Rusia Hoy ofrece un extracto de la entrevista, publicada originalmente en Rossíyskaya Gazeta, al profesor Romano Prodi, expresidente del Consejo Italiano y de la Comisión Europea, que hoy dirige la Fundación para la Colaboración entre los Pueblos.

 

 Profesor ¿admitiría la hipótesis de que algún día una estructura como la Unión Europea, herida por las contradicciones internas, caerá como sucedió con la Unión Soviética?


 No, porque la UE es más flexible que la URSS. La UE fue fruto de una adhesión espontánea, ha sido ratificada, votada por los parlamentos y deseada por los pueblos. Es cierto que ahora sufre una profunda crisis, pero no hay una voluntad de que se rompa. También es cierto que los europeos tienen todos los defectos imaginables, pero es evidente que, en la globalización, estar solos es imposible. Es lo que se dice un problema de futuro. Por esto, en mi opinión, es importante fortalecer las relaciones entre Rusia y la UE. No estamos en una época en la que sea posible fragmentarse. La globalización no perdona... En los pueblos europeos, en el fondo, está presente este instinto. Por otra parte, es evidente que el miedo puede frenar estos sentimientos, pero después vuelven a resurgir. La idea de que la unidad europea es una garantía de futuro está viva todavía.

  

En los años en los que presidió la Comisión Europea se produjo una ampliación histórica de la UE. ¿Aconsejaría hoy a la UE que ensanchase aún más? ¿Sería posible que algún día Rusia se contase entre los miembros de la Unión Europea?

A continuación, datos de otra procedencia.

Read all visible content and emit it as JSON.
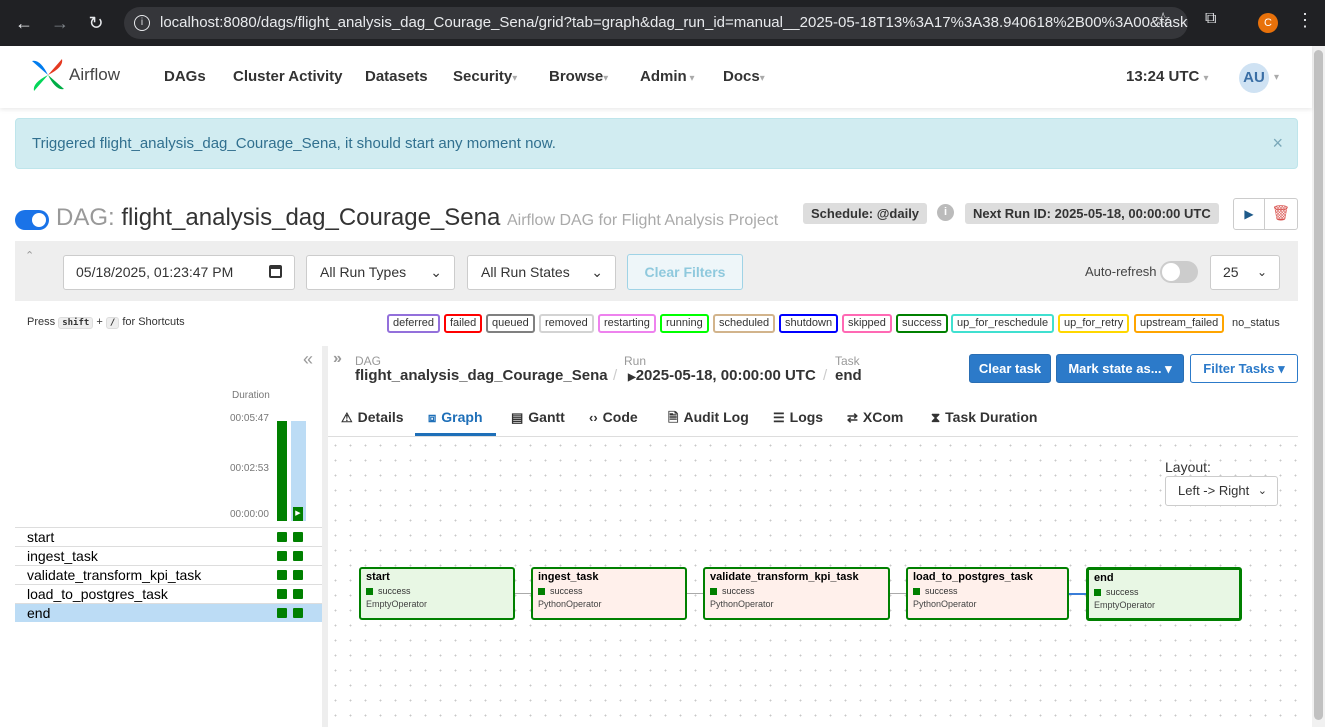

 Rusia y la Unión Europea son complementarias, y mucho. En la última conferencia bilateral UE-Rusia, que yo presidí, había una frase que hacía reír a todos: “Somos como el vodka y el caviar: tenemos que ir juntos”. Porque los intereses son complementarios: territorio, recursos naturales, tecnológicos y energéticos por la parte rusa, y también la demanda energética de la UE. Pero que Rusia formara parte de la UE sería un problema por una razón muy simple: es demasiado grande. Si Rusia estuviera en la UE, tendrían que establecerse inmediatamente dos capitales: una en Bruselas y otra en Moscú. La segunda razón es que Rusia tiene una cara filoeuropea, que mira hacia el oeste, pero también le presta mucha atención a Asia, al este. Por tanto, no creo que esto ni siquiera se la haya pasado por la cabeza a Moscú. Pero tenemos el camino ante nosotros: acuerdos y cooperación, no solo económica, sino de todo tipo: científica, cultural, para que esta cercanía se haga cada vez más fuerte.

 

¿Otra ampliación? Debemos acoger también a los Balcanes, pero esto no cambia la naturaleza de la Unión, porque todos estos países juntos suponen un 2% de la economía europea. Yo espero y deseo que esto suceda pronto, porque estos países necesitan seguridad. No preveo otras grandes ampliaciones. Por lo que respecta a Turquía, se ha producido un enfriamiento del entusiasmo sobre la entrada en la UE, tanto por parte de los ciudadanos turcos como de los europeos.

 

¿Por qué no se ha abolido aún el visado entre Rusia y la Unión Europea? ¿Cuáles son los principales obstáculos?

 

Sinceramente, debo decir que desconozco las causas. No veo ninguna razón de peso. Es la burocracia la que crea los obstáculos, el miedo de que lleguen extranjeros a Europa. Hoy en día, el pasaporte es un obstáculo únicamente para la gente normal, no para los delincuentes. Mi respuesta es muy simple: no veo ningún motivo para mantener el régimen de visados entre Rusia y la UE.

 

Parece paradójico que hoy Rusia haya logrado establecer lazos con miembros individuales de la Unión Europea, como Italia, España o Francia, beneficiosos para ambas partes, pero, cuando se trata de una relación estable con la Unión Europea, siempre hay algo que no va bien. ¿Cómo podría explicar este enigma?

 

Se lo explico fácilmente. Lo principal es que la política exterior de los diversos países europeos aún no sigue pautas comunes, cada uno se sirve de la política exterior como instrumento de política interna, esto es, cada país se mueve según sus intereses para satisfacer a los votantes. Por tanto, a mí no me sorprende este hecho, siempre hay algún país que piensa: “Yo me voy a pelear con Rusia para ganar votos”, y otro, en cambio, que quiere un acuerdo con Rusia por el mismo motivo. Hasta que no se establezca una política exterior común, siempre habrá alguno de entre los 27 países miembros que impida que se llegue a un acuerdo.

 

Entrevista original en "Rossíyskaya Gazeta".